Sometimes, the effective date shown on the sticker or in the endorsement is not a regularly scheduled work day. But coverage will start on that date if you were actively at work on a full-time basis on your last regularly scheduled work day.
(Id. at Exh. 4, p. 15) (emphasis in original).
[8] At the hearing, Guardian argued that Ms. Vickers' reading of the provision creates two classes of coveragethose whose schedules were changed as a result of an accident and obtained insurance coverage on the effective date, and those whose insurance coverage became effective the next day they returned to work following their effective date. However, it is not Ms.

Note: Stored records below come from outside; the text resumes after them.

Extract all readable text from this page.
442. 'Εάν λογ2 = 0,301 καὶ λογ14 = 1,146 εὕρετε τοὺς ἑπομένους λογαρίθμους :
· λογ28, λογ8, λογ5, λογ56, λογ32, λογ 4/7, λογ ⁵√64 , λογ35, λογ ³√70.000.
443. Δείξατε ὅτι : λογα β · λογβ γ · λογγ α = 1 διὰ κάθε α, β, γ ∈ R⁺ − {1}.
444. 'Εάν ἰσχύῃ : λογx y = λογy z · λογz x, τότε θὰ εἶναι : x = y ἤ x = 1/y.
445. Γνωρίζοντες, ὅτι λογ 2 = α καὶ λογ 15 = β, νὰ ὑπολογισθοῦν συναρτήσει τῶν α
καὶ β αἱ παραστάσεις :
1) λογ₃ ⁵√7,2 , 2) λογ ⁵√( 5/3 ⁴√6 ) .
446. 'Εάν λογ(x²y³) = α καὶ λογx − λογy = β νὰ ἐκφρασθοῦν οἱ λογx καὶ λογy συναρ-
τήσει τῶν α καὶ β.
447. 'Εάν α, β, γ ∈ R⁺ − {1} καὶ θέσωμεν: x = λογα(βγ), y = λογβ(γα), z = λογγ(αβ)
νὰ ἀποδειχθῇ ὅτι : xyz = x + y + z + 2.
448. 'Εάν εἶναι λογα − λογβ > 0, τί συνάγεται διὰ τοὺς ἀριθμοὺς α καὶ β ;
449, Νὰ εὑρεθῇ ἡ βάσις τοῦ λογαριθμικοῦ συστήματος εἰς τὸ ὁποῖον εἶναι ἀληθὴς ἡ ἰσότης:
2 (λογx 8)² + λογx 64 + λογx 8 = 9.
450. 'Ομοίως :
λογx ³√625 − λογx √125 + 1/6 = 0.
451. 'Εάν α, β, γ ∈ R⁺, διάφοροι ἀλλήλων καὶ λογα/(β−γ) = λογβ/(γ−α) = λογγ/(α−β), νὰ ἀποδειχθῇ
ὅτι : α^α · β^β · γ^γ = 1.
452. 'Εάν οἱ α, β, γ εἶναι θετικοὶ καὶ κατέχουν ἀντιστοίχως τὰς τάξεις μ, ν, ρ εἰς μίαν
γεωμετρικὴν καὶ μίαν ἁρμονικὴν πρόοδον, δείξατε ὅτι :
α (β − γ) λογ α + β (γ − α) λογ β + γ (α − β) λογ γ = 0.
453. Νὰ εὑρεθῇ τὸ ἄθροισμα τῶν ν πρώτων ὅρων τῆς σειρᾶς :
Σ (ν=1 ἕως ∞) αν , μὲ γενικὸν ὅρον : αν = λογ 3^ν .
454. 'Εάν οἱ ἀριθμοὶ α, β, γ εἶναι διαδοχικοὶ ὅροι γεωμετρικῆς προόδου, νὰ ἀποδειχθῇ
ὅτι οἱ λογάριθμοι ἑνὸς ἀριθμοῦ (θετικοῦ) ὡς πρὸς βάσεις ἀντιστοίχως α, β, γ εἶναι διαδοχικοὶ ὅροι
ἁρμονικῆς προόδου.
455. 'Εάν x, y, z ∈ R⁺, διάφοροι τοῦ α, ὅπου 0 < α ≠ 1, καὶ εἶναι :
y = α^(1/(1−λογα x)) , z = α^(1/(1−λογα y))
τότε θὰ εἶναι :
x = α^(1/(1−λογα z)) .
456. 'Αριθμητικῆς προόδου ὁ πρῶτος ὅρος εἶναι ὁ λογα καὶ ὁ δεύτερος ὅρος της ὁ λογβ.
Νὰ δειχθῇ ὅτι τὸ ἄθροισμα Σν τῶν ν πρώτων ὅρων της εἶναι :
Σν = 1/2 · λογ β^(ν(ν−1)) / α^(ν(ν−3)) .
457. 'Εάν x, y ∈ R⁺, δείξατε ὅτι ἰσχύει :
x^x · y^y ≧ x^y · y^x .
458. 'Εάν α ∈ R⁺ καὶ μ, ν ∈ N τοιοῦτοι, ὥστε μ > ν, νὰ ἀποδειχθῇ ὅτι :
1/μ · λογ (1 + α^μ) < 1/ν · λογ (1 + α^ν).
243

Vickers' construction of the policy that creates two classes, but rather, it is the policy language itself. Under this Court's interpretation of the plain language of the policy, Guardian created two classes of employees: 1) those whose effective dates fell on regular work days; and 2) those whose effective dates fell on weekends or holidays. Under the first classification, if the employee was not at work on the effective date, coverage would be postponed until he returned to work. Under the second classification, coverage would begin on the effective date so long as the employee was at work on "his last regularly scheduled work day." Guardian conceded this point at the hearing.

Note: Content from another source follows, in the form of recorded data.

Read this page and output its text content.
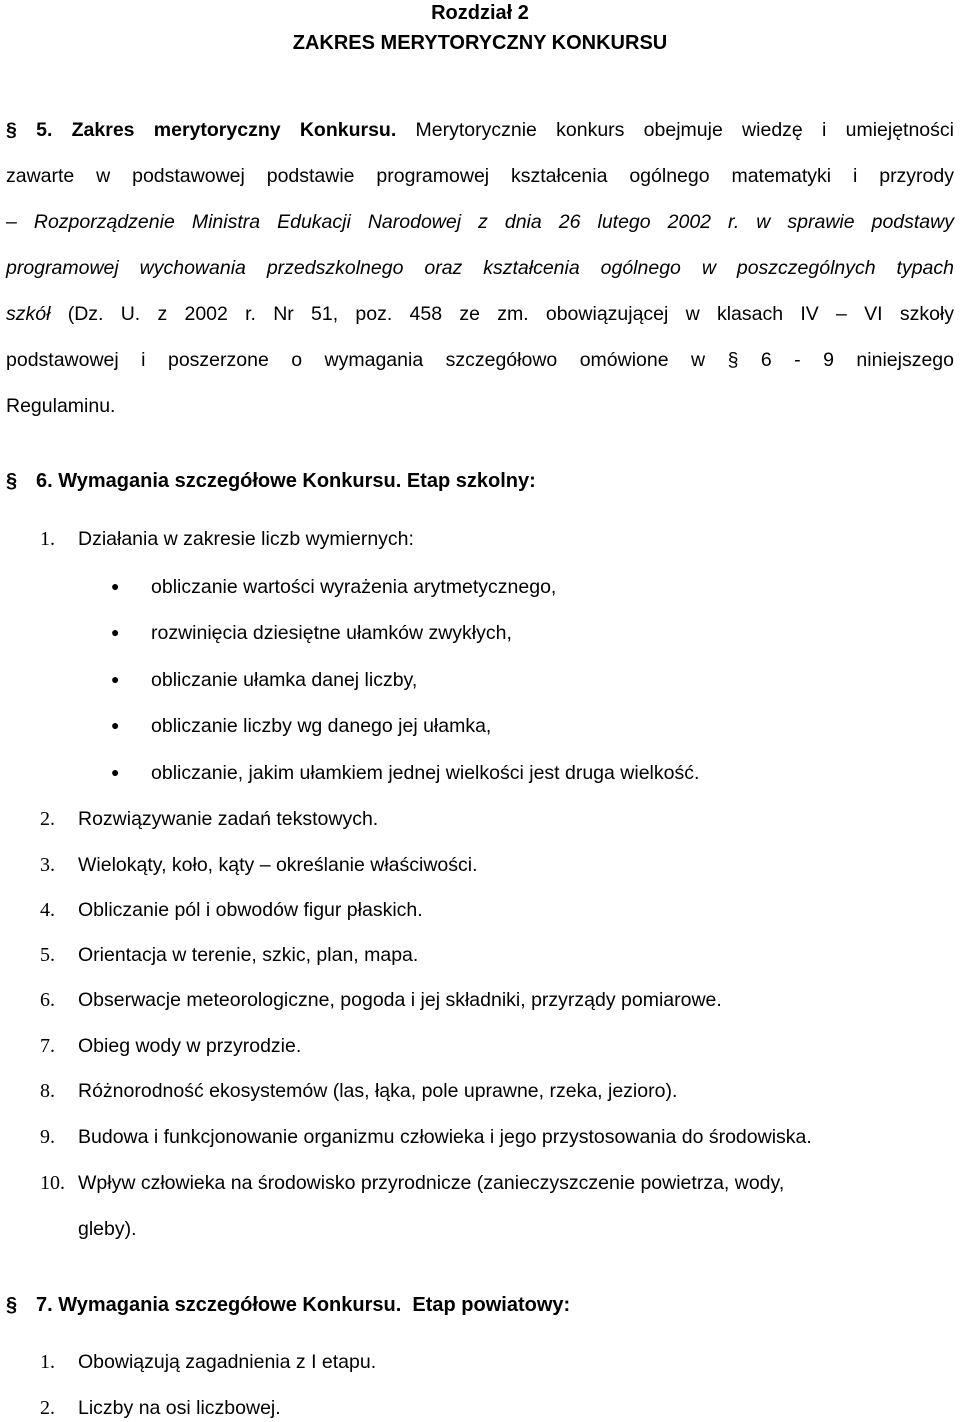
Rozdział 2
ZAKRES MERYTORYCZNY KONKURSU
§ 5. Zakres merytoryczny Konkursu. Merytorycznie konkurs obejmuje wiedzę i umiejętności
zawarte w podstawowej podstawie programowej kształcenia ogólnego matematyki i przyrody
– Rozporządzenie Ministra Edukacji Narodowej z dnia 26 lutego 2002 r. w sprawie podstawy
programowej wychowania przedszkolnego oraz kształcenia ogólnego w poszczególnych typach
szkół (Dz. U. z 2002 r. Nr 51, poz. 458 ze zm. obowiązującej w klasach IV – VI szkoły
podstawowej i poszerzone o wymagania szczegółowo omówione w § 6 - 9 niniejszego
Regulaminu.
§ 6. Wymagania szczegółowe Konkursu. Etap szkolny:
1. Działania w zakresie liczb wymiernych:
● obliczanie wartości wyrażenia arytmetycznego,
● rozwinięcia dziesiętne ułamków zwykłych,
● obliczanie ułamka danej liczby,
● obliczanie liczby wg danego jej ułamka,
● obliczanie, jakim ułamkiem jednej wielkości jest druga wielkość.
2. Rozwiązywanie zadań tekstowych.
3. Wielokąty, koło, kąty – określanie właściwości.
4. Obliczanie pól i obwodów figur płaskich.
5. Orientacja w terenie, szkic, plan, mapa.
6. Obserwacje meteorologiczne, pogoda i jej składniki, przyrządy pomiarowe.
7. Obieg wody w przyrodzie.
8. Różnorodność ekosystemów (las, łąka, pole uprawne, rzeka, jezioro).
9. Budowa i funkcjonowanie organizmu człowieka i jego przystosowania do środowiska.
10. Wpływ człowieka na środowisko przyrodnicze (zanieczyszczenie powietrza, wody,
gleby).
§ 7. Wymagania szczegółowe Konkursu.  Etap powiatowy:
1. Obowiązują zagadnienia z I etapu.
2. Liczby na osi liczbowej.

[9] The cases cited by Guardian are inapplicable to this case because they deal with construction of the phrase "actively at work." Here, the ambiguity involves the phrase "his last regularly scheduled work day."

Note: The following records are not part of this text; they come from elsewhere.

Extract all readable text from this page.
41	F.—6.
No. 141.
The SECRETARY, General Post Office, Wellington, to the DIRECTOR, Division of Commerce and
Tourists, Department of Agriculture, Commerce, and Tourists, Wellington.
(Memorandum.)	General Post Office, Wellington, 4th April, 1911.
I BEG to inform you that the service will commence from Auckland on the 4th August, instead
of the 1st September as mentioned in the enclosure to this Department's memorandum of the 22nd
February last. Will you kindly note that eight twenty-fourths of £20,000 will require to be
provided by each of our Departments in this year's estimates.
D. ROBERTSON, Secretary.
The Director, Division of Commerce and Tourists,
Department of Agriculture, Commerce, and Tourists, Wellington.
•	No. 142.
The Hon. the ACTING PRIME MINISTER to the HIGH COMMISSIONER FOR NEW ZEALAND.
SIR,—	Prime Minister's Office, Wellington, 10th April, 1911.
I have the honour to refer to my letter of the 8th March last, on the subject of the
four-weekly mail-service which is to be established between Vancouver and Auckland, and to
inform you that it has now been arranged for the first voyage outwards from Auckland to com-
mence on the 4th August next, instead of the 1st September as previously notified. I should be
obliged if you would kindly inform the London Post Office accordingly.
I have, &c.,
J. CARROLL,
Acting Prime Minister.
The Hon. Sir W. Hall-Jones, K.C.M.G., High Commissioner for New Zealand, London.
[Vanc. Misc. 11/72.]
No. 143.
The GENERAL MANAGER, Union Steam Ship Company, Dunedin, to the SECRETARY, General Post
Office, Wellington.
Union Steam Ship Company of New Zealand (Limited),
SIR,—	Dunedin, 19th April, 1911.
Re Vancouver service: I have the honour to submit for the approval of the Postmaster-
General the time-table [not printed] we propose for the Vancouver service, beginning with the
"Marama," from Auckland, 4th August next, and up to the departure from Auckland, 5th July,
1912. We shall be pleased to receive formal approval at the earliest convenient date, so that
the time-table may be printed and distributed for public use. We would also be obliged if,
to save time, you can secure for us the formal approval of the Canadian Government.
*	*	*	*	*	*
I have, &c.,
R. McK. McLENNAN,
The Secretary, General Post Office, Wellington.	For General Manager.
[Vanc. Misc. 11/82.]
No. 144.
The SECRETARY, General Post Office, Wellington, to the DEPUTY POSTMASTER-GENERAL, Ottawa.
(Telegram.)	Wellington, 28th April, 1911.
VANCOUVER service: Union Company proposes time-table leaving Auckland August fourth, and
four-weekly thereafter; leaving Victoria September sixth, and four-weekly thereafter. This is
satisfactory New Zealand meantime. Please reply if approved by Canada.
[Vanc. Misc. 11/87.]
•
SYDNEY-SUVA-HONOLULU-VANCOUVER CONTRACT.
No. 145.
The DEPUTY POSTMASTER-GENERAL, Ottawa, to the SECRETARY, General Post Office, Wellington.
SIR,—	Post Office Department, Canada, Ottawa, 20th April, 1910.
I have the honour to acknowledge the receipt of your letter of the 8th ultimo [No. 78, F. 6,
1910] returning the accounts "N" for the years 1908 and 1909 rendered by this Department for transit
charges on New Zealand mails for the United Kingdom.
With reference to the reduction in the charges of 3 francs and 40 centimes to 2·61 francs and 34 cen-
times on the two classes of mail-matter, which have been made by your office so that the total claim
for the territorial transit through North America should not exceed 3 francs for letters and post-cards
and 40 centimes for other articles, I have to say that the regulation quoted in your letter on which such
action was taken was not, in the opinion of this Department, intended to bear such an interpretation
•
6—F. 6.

[10] Mutual insurance is "[a] system of insurance whereby the policyholders become members of the insurance company, each paying premiums into a common fund from which each can draw in the event of a loss." Black's Law Dictionary (7th ed.1999); 2 Couch on Insurance § 19.14 (2d ed.1983).
[11] With the possible exception of mutual companies whose annual dividends are mandated by New York statute, the right to receive a dividend when declared creates no trust or property interest of the policyholder in the surplus. Methodist Hosp. of Brooklyn v. State Ins. Fund, 64 N.Y.2d 365, 486 N.Y.S.2d 905, 476 N.E.2d 304, 308 (1985) (citations omitted). Here, New York law on mutual insurance controls because Guardian is a mutual insurance company incorporated in New York and issues dividends at the discretion of the Board of Directors. Id; see also Fla. Stat. §§ 628.011, 628.341(2).
[12] Compare Lee, 10 F.3d at 1552 (involving a non-profit insurance corporation and concluding that both a conflict of interest existed and the insurance company's decision to deny benefits was tainted by self-interest because the company, despite its corporate form, had a financial interest in denying claims in order to remain economically viable as well as competitive within the insurance industry) with Cagle v. Bruner, 112 F.3d 1510, 1516 (11th Cir.1997) (involving a non-profit insurance entity where claim benefits were paid out of a "trust fund" established and funded by the policyholder members and concluding that no conflict of interest existed).